There are downsides to lowering barriers to entry in journalism, as we’ve seen with the fake news epidemic. But running a blog for several years helped me hone my writing and reporting skills while I was working in IT. I suppose if I were a few decades younger I would have been a zinester, or going further back, I would have been making underground newspapers. But the digital world makes it so trivial to get started that you really have no excuse not to publish your own stuff.
what’s the greatest piece of advice you would like to pass on?
I love this bit of advice for would-be professional writers from an interview with Neil Gaiman: “If you can do anything else, do that. You know, there are lots of other things you can do that are an awful lot more fun, pay a lot better, will let you sleep far easier.”
I don’t think of it as discouraging. It actually helped me realize that, yes, this is what I want, need, to do for a living. I also read it as permission to do something else to pay the bills. If you’re a writer, you don’t have to make your living writing. It can really suck the joy out of writing. There are other things you can do that are important or satisfying.

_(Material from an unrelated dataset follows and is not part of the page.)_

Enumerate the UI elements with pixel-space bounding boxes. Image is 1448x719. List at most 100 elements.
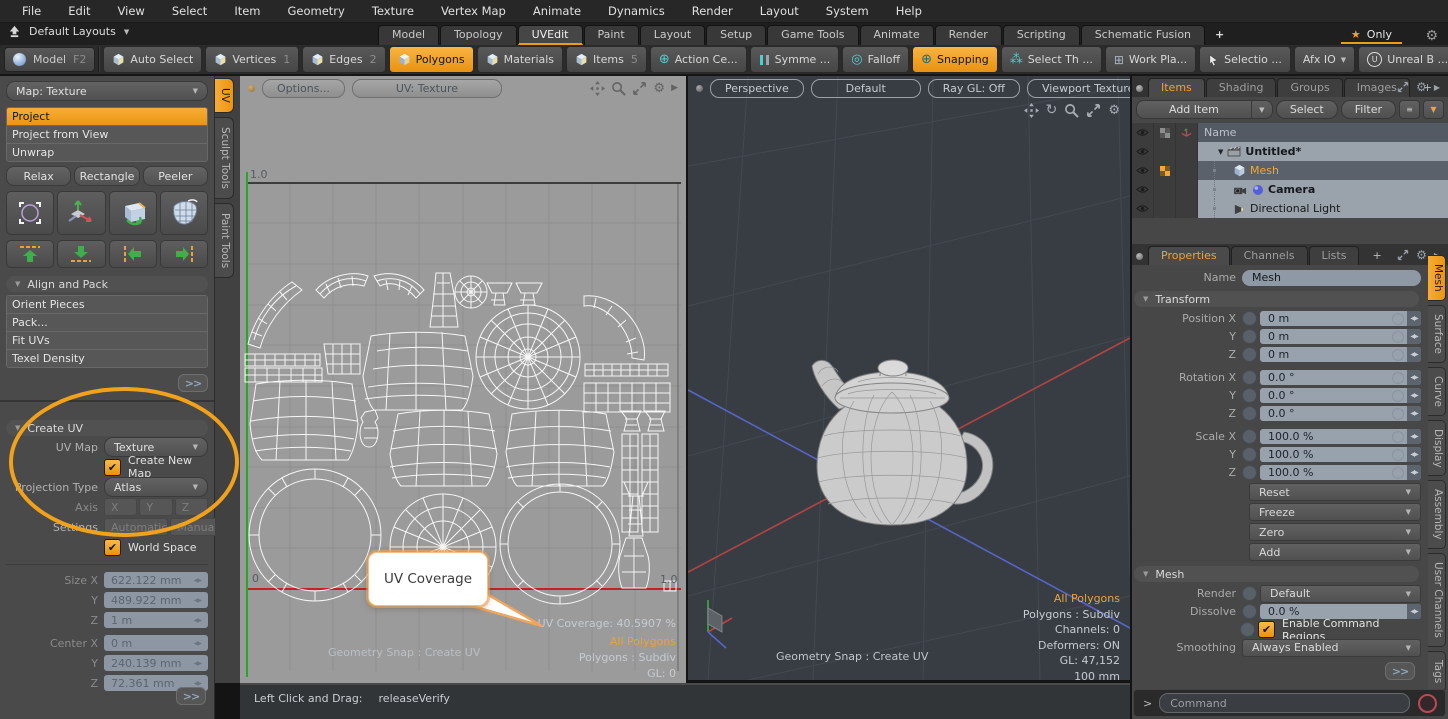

where can we find you online?
klintron.com, psychetect.bandcamp.com, and @klintron on Twitter
what are you reading at the moment?
Tales from the Loop by Simon Stålenhag. It’s mostly an art book, but there are these fantastic little text pieces in it. I love how much story Stålenhag compresses into his 250 word vignettes.
what are you listening to at the moment?
Ellen Alien’s Nost
Mika Vainio’s Reat
Alessandro Cortini & Merzbow’s self-titled album
Nancy Sinatra and Lee Hazlewood’s Nancy & Lee
anything else we should know?
I think I’ve blabbed on enough for now.
any suggestions for who we should interview next?

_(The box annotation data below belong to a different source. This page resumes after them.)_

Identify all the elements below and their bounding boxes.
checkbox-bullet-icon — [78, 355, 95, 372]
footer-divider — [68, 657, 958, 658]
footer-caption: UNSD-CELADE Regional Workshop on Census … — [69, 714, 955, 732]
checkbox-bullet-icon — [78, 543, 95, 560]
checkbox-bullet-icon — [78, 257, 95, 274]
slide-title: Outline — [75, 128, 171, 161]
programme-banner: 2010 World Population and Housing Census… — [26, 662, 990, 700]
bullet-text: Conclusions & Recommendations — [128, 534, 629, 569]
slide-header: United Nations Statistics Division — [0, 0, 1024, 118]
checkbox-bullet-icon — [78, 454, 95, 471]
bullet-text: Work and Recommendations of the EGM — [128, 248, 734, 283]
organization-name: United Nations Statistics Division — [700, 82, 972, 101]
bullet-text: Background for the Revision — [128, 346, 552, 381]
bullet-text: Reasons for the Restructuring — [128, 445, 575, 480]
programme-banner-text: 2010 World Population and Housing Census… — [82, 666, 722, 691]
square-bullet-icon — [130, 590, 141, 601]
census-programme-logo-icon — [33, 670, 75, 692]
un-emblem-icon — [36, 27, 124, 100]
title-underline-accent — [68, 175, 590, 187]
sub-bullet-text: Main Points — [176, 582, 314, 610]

Laurie Pennie, journalist and fiction writer.
Kaleb Hortonm, writer of, well, stuff.
Deb Chachra, materials scientist and newsletterist extraordinair.
Vincent and Meguey Baker, the duo behind the groundbreaking RPG Apocalypse World.
Jason Morningstar, story game designer and publisher.
Avery Alder, designer of the RPG/story games like Monsterhearts, Abnormal, and Brave Sparrow.